Commingling Of Funds
According to Black’s Law Dictionary, ‘commingling’ is defined as, (Of a fiduciary) “to mix personal funds with those of a beneficiary or client.”
Even as a small business, it is important to set up separate accounts for your business and personal needs.
Lots of Entrepreneurs get so carried away with the exhausting, but exhilarating tasks of being a new business owner. They become absorbed in creating products, or selling their services, and the last thing most new Entrepreneurs want, is to have additional administrative hassles, and so they take shortcuts to make their lives easier as they focus on running their business. One of these shortcuts is, running the risk of a bad money practice – ‘commingling ’. As a result, some important business basics are left undone, or rather, not done at all.
One key area that new Entrepreneurs (or rather, all Entrepreneurs) need to pay attention to, is the handling of their finances. In the mix of trying to get business done, keep sales up, and already wearing many hats, business owners often commingle their funds. ‘Commingling ’ means the clashing or mixing of one’s personal and business accounts.
Commingling makes it difficult for business owners to keep correct calculations of their business’ cash flow, resulting in great problems when it comes to filing personal and business taxes.
So in actuality, Entrepreneurs should practice keeping their personal and business bank accounts separate, so as avoid the commingling of funds.
How ‘Commingling’ Can Impact Your Business
Entrepreneurs are placed with the greatest responsibility when a sale is made and money is collected. They have to fight the urge to spend the money that comes in. I totally get that. I understand that there’s much to do with the money that’s finally coming in, but let’s look for a bit, at how what we do with that money, can affect our business and what commingling of funds means, along with the potential impacts to your business.

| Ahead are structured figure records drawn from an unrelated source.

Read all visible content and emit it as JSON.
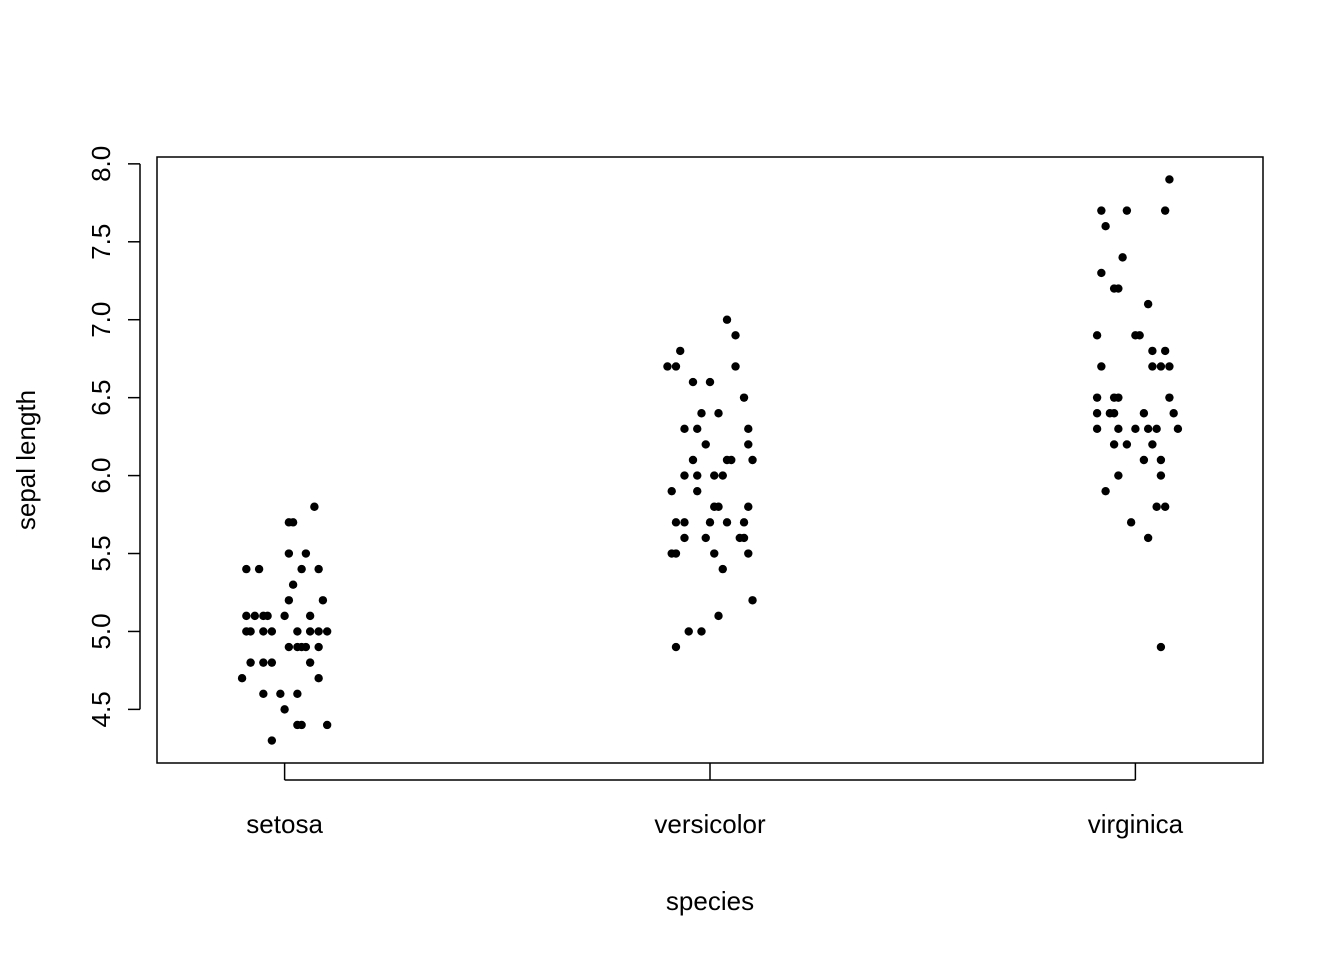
{
  "chart_data": {
    "type": "scatter",
    "title": "",
    "xlabel": "species",
    "ylabel": "sepal length",
    "categories": [
      "setosa",
      "versicolor",
      "virginica"
    ],
    "xlim": [
      0.7,
      3.3
    ],
    "ylim": [
      4.156,
      8.044
    ],
    "yticks": [
      "4.5",
      "5.0",
      "5.5",
      "6.0",
      "6.5",
      "7.0",
      "7.5",
      "8.0"
    ],
    "grid": false,
    "marker_color": "#000000",
    "series": [
      {
        "name": "setosa",
        "jitter": [
          0.07,
          0.01,
          0.02,
          0.01,
          0.05,
          -0.09,
          -0.06,
          0.04,
          0.08,
          0.02,
          0.01,
          0.09,
          -0.09,
          -0.07,
          -0.05,
          -0.04,
          0,
          0.06,
          -0.09,
          -0.08,
          -0.05,
          -0.03,
          0.03,
          0.06,
          0.08,
          0.1,
          0.01,
          0.03,
          0.04,
          0.05,
          0.08,
          -0.08,
          -0.05,
          -0.03,
          0.06,
          -0.1,
          0.08,
          -0.05,
          -0.01,
          0.03,
          0,
          0.03,
          0.04,
          0.1,
          -0.03
        ],
        "values": [
          5.8,
          5.7,
          5.7,
          5.5,
          5.5,
          5.4,
          5.4,
          5.4,
          5.4,
          5.3,
          5.2,
          5.2,
          5.1,
          5.1,
          5.1,
          5.1,
          5.1,
          5.1,
          5.0,
          5.0,
          5.0,
          5.0,
          5.0,
          5.0,
          5.0,
          5.0,
          4.9,
          4.9,
          4.9,
          4.9,
          4.9,
          4.8,
          4.8,
          4.8,
          4.8,
          4.7,
          4.7,
          4.6,
          4.6,
          4.6,
          4.5,
          4.4,
          4.4,
          4.4,
          4.3
        ]
      },
      {
        "name": "versicolor",
        "jitter": [
          0.04,
          0.06,
          -0.1,
          -0.08,
          0.06,
          -0.07,
          -0.04,
          0,
          0.08,
          -0.02,
          0.02,
          -0.06,
          -0.03,
          0.09,
          -0.01,
          0.09,
          -0.04,
          0.04,
          0.05,
          0.1,
          -0.06,
          -0.03,
          0.01,
          0.03,
          -0.09,
          -0.03,
          0.01,
          0.02,
          0.09,
          -0.08,
          -0.06,
          0,
          0.04,
          0.08,
          -0.06,
          -0.01,
          0.07,
          0.08,
          -0.09,
          -0.08,
          0.01,
          0.09,
          0.03,
          0.1,
          0.02,
          -0.05,
          -0.02,
          -0.08
        ],
        "values": [
          7.0,
          6.9,
          6.7,
          6.7,
          6.7,
          6.8,
          6.6,
          6.6,
          6.5,
          6.4,
          6.4,
          6.3,
          6.3,
          6.3,
          6.2,
          6.2,
          6.1,
          6.1,
          6.1,
          6.1,
          6.0,
          6.0,
          6.0,
          6.0,
          5.9,
          5.9,
          5.8,
          5.8,
          5.8,
          5.7,
          5.7,
          5.7,
          5.7,
          5.7,
          5.6,
          5.6,
          5.6,
          5.6,
          5.5,
          5.5,
          5.5,
          5.5,
          5.4,
          5.2,
          5.1,
          5.0,
          5.0,
          4.9
        ]
      },
      {
        "name": "virginica",
        "jitter": [
          0.08,
          -0.08,
          -0.02,
          0.07,
          -0.07,
          -0.03,
          -0.08,
          -0.05,
          -0.04,
          0.03,
          -0.09,
          0,
          0.01,
          0.04,
          0.07,
          -0.08,
          0.04,
          0.06,
          0.08,
          0.08,
          -0.09,
          -0.05,
          -0.04,
          -0.09,
          -0.06,
          -0.05,
          0.02,
          0.09,
          -0.09,
          -0.04,
          0,
          0.03,
          0.05,
          0.1,
          -0.05,
          -0.02,
          0.04,
          0.02,
          0.06,
          -0.04,
          0.06,
          -0.07,
          0.05,
          0.07,
          -0.01,
          0.03,
          0.06
        ],
        "values": [
          7.9,
          7.7,
          7.7,
          7.7,
          7.6,
          7.4,
          7.3,
          7.2,
          7.2,
          7.1,
          6.9,
          6.9,
          6.9,
          6.8,
          6.8,
          6.7,
          6.7,
          6.7,
          6.7,
          6.5,
          6.5,
          6.5,
          6.5,
          6.4,
          6.4,
          6.4,
          6.4,
          6.4,
          6.3,
          6.3,
          6.3,
          6.3,
          6.3,
          6.3,
          6.2,
          6.2,
          6.2,
          6.1,
          6.1,
          6.0,
          6.0,
          5.9,
          5.8,
          5.8,
          5.7,
          5.6,
          4.9
        ]
      }
    ]
  }
}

What Is Commingling Of Funds? How Do I Commingle?
When you commingle, it means that you are not treating your business as a separate entity; you are treating your business’s money as your own. Commingling can happen when you:
- Deposit your client’s cheques into your personal bank account
- Use your business’ funds to pay for personal expenses like groceries, pay residential bills, etc, without proper record-keeping to identify such transactions
- Dispose of your personal funds to pay for business expenses such as stationery, paying suppliers, travel etc.
- Use the same bank account for your business and personal funds
- Use your business cheque books to write cheques to cover personal expenses
- Use your personal credit card for all expenses – personal and business so you gain points
What Happens When You Commingle Funds as an LLC (Limited Liability Company)

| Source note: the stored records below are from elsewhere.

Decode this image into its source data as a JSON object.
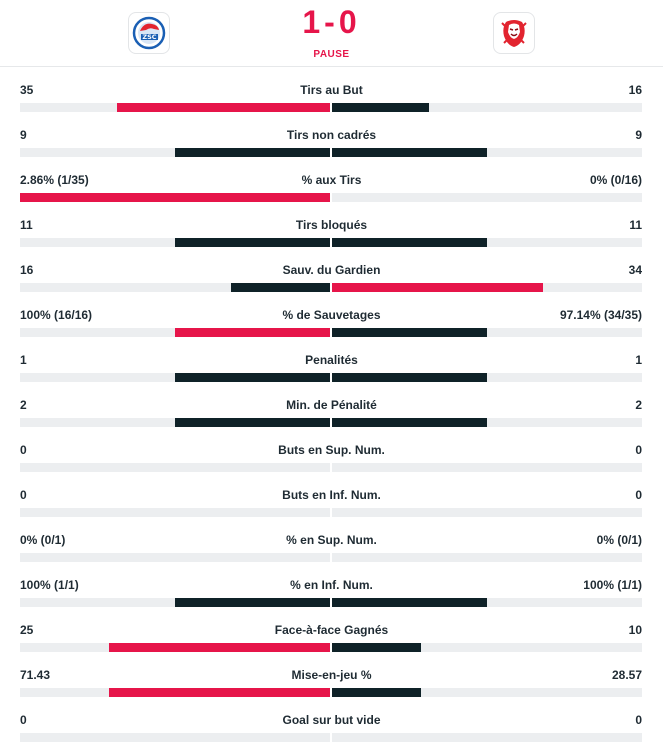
{
  "header": {
    "score": "1-0",
    "status": "PAUSE",
    "home_logo_icon": "zsc-lions-logo-icon",
    "away_logo_icon": "lausanne-lion-logo-icon"
  },
  "colors": {
    "lead": "#e6154a",
    "trail": "#0f2228",
    "track": "#eceef0"
  },
  "stats": [
    {
      "label": "Tirs au But",
      "left": "35",
      "right": "16",
      "left_share": 0.686,
      "right_share": 0.314,
      "leader": "left"
    },
    {
      "label": "Tirs non cadrés",
      "left": "9",
      "right": "9",
      "left_share": 0.5,
      "right_share": 0.5,
      "leader": "none"
    },
    {
      "label": "% aux Tirs",
      "left": "2.86% (1/35)",
      "right": "0% (0/16)",
      "left_share": 1.0,
      "right_share": 0.0,
      "leader": "left"
    },
    {
      "label": "Tirs bloqués",
      "left": "11",
      "right": "11",
      "left_share": 0.5,
      "right_share": 0.5,
      "leader": "none"
    },
    {
      "label": "Sauv. du Gardien",
      "left": "16",
      "right": "34",
      "left_share": 0.32,
      "right_share": 0.68,
      "leader": "right"
    },
    {
      "label": "% de Sauvetages",
      "left": "100% (16/16)",
      "right": "97.14% (34/35)",
      "left_share": 0.5,
      "right_share": 0.5,
      "leader": "left"
    },
    {
      "label": "Penalités",
      "left": "1",
      "right": "1",
      "left_share": 0.5,
      "right_share": 0.5,
      "leader": "none"
    },
    {
      "label": "Min. de Pénalité",
      "left": "2",
      "right": "2",
      "left_share": 0.5,
      "right_share": 0.5,
      "leader": "none"
    },
    {
      "label": "Buts en Sup. Num.",
      "left": "0",
      "right": "0",
      "left_share": 0.0,
      "right_share": 0.0,
      "leader": "none"
    },
    {
      "label": "Buts en Inf. Num.",
      "left": "0",
      "right": "0",
      "left_share": 0.0,
      "right_share": 0.0,
      "leader": "none"
    },
    {
      "label": "% en Sup. Num.",
      "left": "0% (0/1)",
      "right": "0% (0/1)",
      "left_share": 0.0,
      "right_share": 0.0,
      "leader": "none"
    },
    {
      "label": "% en Inf. Num.",
      "left": "100% (1/1)",
      "right": "100% (1/1)",
      "left_share": 0.5,
      "right_share": 0.5,
      "leader": "none"
    },
    {
      "label": "Face-à-face Gagnés",
      "left": "25",
      "right": "10",
      "left_share": 0.714,
      "right_share": 0.286,
      "leader": "left"
    },
    {
      "label": "Mise-en-jeu %",
      "left": "71.43",
      "right": "28.57",
      "left_share": 0.714,
      "right_share": 0.286,
      "leader": "left"
    },
    {
      "label": "Goal sur but vide",
      "left": "0",
      "right": "0",
      "left_share": 0.0,
      "right_share": 0.0,
      "leader": "none"
    }
  ]
}
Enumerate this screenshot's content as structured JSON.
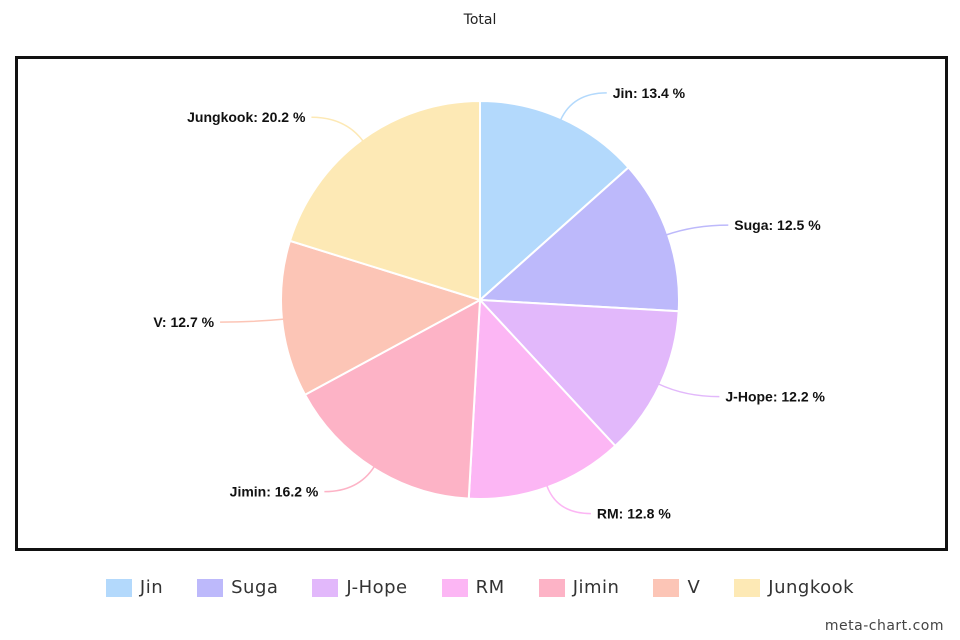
{
  "chart_data": {
    "type": "pie",
    "title": "Total",
    "slices": [
      {
        "label": "Jin",
        "value": 13.4,
        "display": "Jin: 13.4 %",
        "color": "#b3d9fc"
      },
      {
        "label": "Suga",
        "value": 12.5,
        "display": "Suga: 12.5 %",
        "color": "#bdb9fb"
      },
      {
        "label": "J-Hope",
        "value": 12.2,
        "display": "J-Hope: 12.2 %",
        "color": "#e2b8fb"
      },
      {
        "label": "RM",
        "value": 12.8,
        "display": "RM: 12.8 %",
        "color": "#fcb6f4"
      },
      {
        "label": "Jimin",
        "value": 16.2,
        "display": "Jimin: 16.2 %",
        "color": "#fdb3c6"
      },
      {
        "label": "V",
        "value": 12.7,
        "display": "V: 12.7 %",
        "color": "#fcc5b6"
      },
      {
        "label": "Jungkook",
        "value": 20.2,
        "display": "Jungkook: 20.2 %",
        "color": "#fde9b5"
      }
    ],
    "legend_position": "bottom"
  },
  "watermark": "meta-chart.com"
}
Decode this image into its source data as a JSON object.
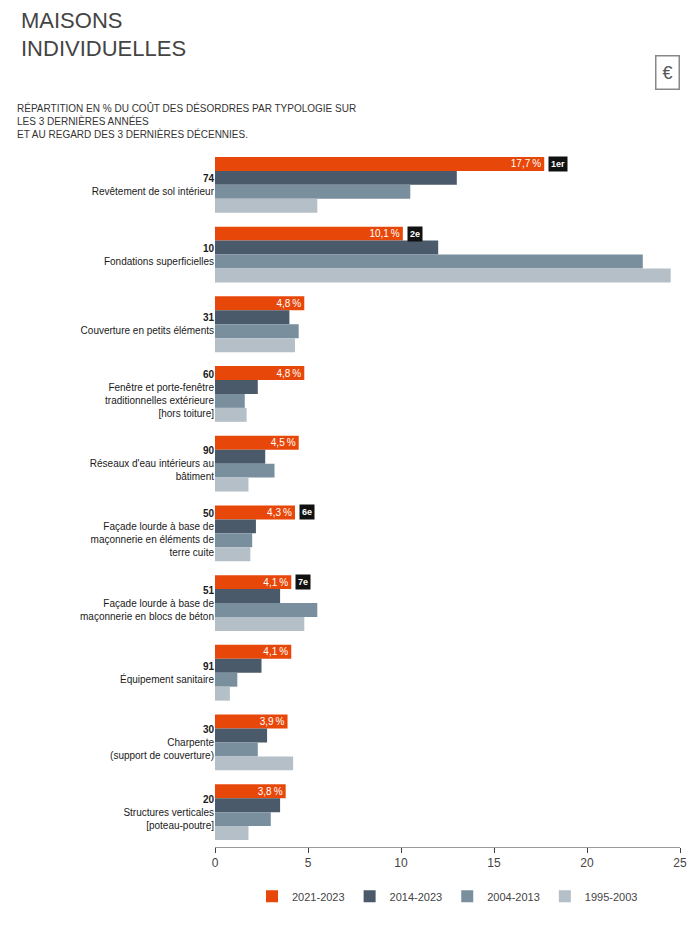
{
  "chart_data": {
    "type": "bar",
    "orientation": "horizontal",
    "title": "MAISONS\nINDIVIDUELLES",
    "subtitle": "RÉPARTITION EN % DU COÛT DES DÉSORDRES PAR TYPOLOGIE SUR\nLES 3 DERNIÈRES ANNÉES\nET AU REGARD DES 3 DERNIÈRES DÉCENNIES.",
    "categories": [
      "74\nRevêtement de sol intérieur",
      "10\nFondations superficielles",
      "31\nCouverture en petits éléments",
      "60\nFenêtre et porte-fenêtre\ntraditionnelles extérieure\n[hors toiture]",
      "90\nRéseaux d'eau intérieurs au\nbâtiment",
      "50\nFaçade lourde à base de\nmaçonnerie en éléments de\nterre cuite",
      "51\nFaçade lourde à base de\nmaçonnerie en blocs de béton",
      "91\nÉquipement sanitaire",
      "30\nCharpente\n(support de couverture)",
      "20\nStructures verticales\n[poteau-poutre]"
    ],
    "series": [
      {
        "name": "2021-2023",
        "color": "#E8470A",
        "values": [
          17.7,
          10.1,
          4.8,
          4.8,
          4.5,
          4.3,
          4.1,
          4.1,
          3.9,
          3.8
        ],
        "data_labels": true,
        "value_labels": [
          "17,7 %",
          "10,1 %",
          "4,8 %",
          "4,8 %",
          "4,5 %",
          "4,3 %",
          "4,1 %",
          "4,1 %",
          "3,9 %",
          "3,8 %"
        ]
      },
      {
        "name": "2014-2023",
        "color": "#4a5a6a",
        "values": [
          13.0,
          12.0,
          4.0,
          2.3,
          2.7,
          2.2,
          3.5,
          2.5,
          2.8,
          3.5
        ]
      },
      {
        "name": "2004-2013",
        "color": "#7a8f9e",
        "values": [
          10.5,
          23.0,
          4.5,
          1.6,
          3.2,
          2.0,
          5.5,
          1.2,
          2.3,
          3.0
        ]
      },
      {
        "name": "1995-2003",
        "color": "#b5bfc8",
        "values": [
          5.5,
          24.5,
          4.3,
          1.7,
          1.8,
          1.9,
          4.8,
          0.8,
          4.2,
          1.8
        ]
      }
    ],
    "annotations": [
      {
        "text": "1er",
        "category": "74\nRevêtement de sol intérieur",
        "series": "2021-2023"
      },
      {
        "text": "2e",
        "category": "10\nFondations superficielles",
        "series": "2021-2023"
      },
      {
        "text": "6e",
        "category": "50\nFaçade lourde à base de\nmaçonnerie en éléments de\nterre cuite",
        "series": "2021-2023"
      },
      {
        "text": "7e",
        "category": "51\nFaçade lourde à base de\nmaçonnerie en blocs de béton",
        "series": "2021-2023"
      },
      {
        "text": "€"
      }
    ],
    "xlim": [
      0,
      25
    ],
    "xticks": [
      0,
      5,
      10,
      15,
      20,
      25
    ],
    "grid": false,
    "legend": "bottom"
  }
}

The primary reason for forming a business as an LLC in the first place, is to reduce the owner’s liability risks. When you commingle funds, you do just the opposite and you increase or take away your liability protection.
“Your veil is pierced.”
When you commingle funds, you risk losing the liability protection due to what is known as “Piercing the corporate veil”.
‘Corporate veil’ is a legal term used to describe the proper business practice of keeping business funds and personal funds separate, clean and well documented. When business owners commingle their business and personal funds, they can end up getting their corporate veil pierced.
Having your “veil pierced” is as bad as it sounds. This means that certain actions have caused your personal belongings and wealth to be at risk.
When you commingle, you lose the single greatest advantage to having the entity structure.
Legal issues can make your incorporation efforts all seem in vain if your veil has been pierced.
Once the issue of piercing a company’s "veil” has gone to the courts, and they identify the presence of commingled funds in transactions, they will hold you personally liable for company debts and lawsuits. You have therefore removed your LLC shelter, and exposed your personal assets.
A Business Mindset Is Needed
At the initial stages of getting into business, enter the business world with a professional mindset.
Mixing business and personal funds is certainly not recommended, and it is definitely asking for legal trouble. Commingling is considered unethical, and in many cases, illegal.
It also makes accounting difficult and inaccurate. Accounting does not only mean just doing your taxes.
Accounting shows your business’ financial position at given periods and it tells you how your business is performing. Poor record keeping and accounting reflects badly on your business, you won’t be able to identify which products have the highest gross margin, or which ads bring the highest return on investment.
I’ve Already Started My Business And Commingled Funds. What Do I Do Now?
So you’ve recognized it. Now Stop!
You will simply be operating out of financial confusion. That’s why you need a separate business checking /saving account (as may be applicable in some cases). Start viewing your funds as two separate entities. You could also choose to hire a professional accountant, (we have several recommendations) or if you are knowledgeable and have the time, you can explore options like Quickbooks or Wave. Being diligent in separating and tracking business income and expenses and keeping the books and records clean will be a huge benefit when it comes time to preparing the business’ tax return.
How Do I Correct Commingling Of Funds In My Business?
Recognizing the mistake early makes it not so difficult to fix and adjust. You will first need to identify the transactions that were personal, and if you kept receipts and bills, start reclassifying by separating the business from the personal. Pay attention to some of the more common expenses like travel, meals, entertainment, vehicle expenses and home office expenses.
In summary, though you run the risk of losing your tax benefits, commingling funds are going to cause you more of a legal problem than a tax one.